L’avvocato conclude puntando il dito contro «Tribunale dei minorenni nato con lo scopo di tutelare i bambini e non con quello di opprimerli. Questa vicenda è una beffa per tutti: i nonni avevano chiesto aiuto all’assessorato per un sostegno e la risposta è stata invece quella di dare il piccolo ad una famiglia, con la quale per fortuna hanno da subito instaurato buoni rapporti.
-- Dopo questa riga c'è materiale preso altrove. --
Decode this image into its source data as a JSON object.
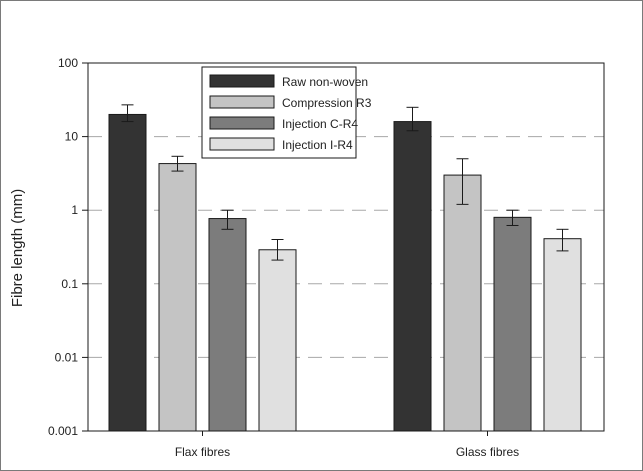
{
  "chart_data": {
    "type": "bar",
    "title": "",
    "xlabel": "",
    "ylabel": "Fibre length (mm)",
    "yscale": "log",
    "ylim": [
      0.001,
      100
    ],
    "yticks": [
      0.001,
      0.01,
      0.1,
      1,
      10,
      100
    ],
    "ytick_labels": [
      "0.001",
      "0.01",
      "0.1",
      "1",
      "10",
      "100"
    ],
    "grid": "dashed horizontal at major ticks",
    "legend_position": "top-center",
    "categories": [
      "Flax fibres",
      "Glass fibres"
    ],
    "series": [
      {
        "name": "Raw non-woven",
        "color": "#333333",
        "values": [
          20,
          16
        ],
        "err_low": [
          16,
          12
        ],
        "err_high": [
          27,
          25
        ]
      },
      {
        "name": "Compression R3",
        "color": "#c4c4c4",
        "values": [
          4.3,
          3.0
        ],
        "err_low": [
          3.4,
          1.2
        ],
        "err_high": [
          5.4,
          5.0
        ]
      },
      {
        "name": "Injection C-R4",
        "color": "#7c7c7c",
        "values": [
          0.77,
          0.8
        ],
        "err_low": [
          0.55,
          0.62
        ],
        "err_high": [
          1.0,
          1.0
        ]
      },
      {
        "name": "Injection I-R4",
        "color": "#e0e0e0",
        "values": [
          0.29,
          0.41
        ],
        "err_low": [
          0.21,
          0.28
        ],
        "err_high": [
          0.4,
          0.55
        ]
      }
    ]
  }
}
Poi, altra decisione improvvisa: Marco con i genitori collocatari non può stare per sempre, non può neanche tornare dalla nonna perchè appunto non ha mostrato polso fermo con la figlia vent’anni fa, quindi non resta che la comunità “così si abitua prima a staccarsi da loro, visto che una volta adottato non li rivedrà mai più”». L’assessore comunale al Sociale Bertacco è altrettanto amareggiato: «Ciò che ha fatto il Tribunale di Venezia è crudele, si trattava di aspettare l’appello. Il bimbo non può certo star bene dove è adesso, sbattuto di qua e di là a 3 anni, ma che modo di agire è questo?». L’avvocato Miraglia gli risponde invitandolo a recitare il mea culpa e lancia un appello al sindaco Sboarina «perché si informi su ciò che accade nella sua civilissima città».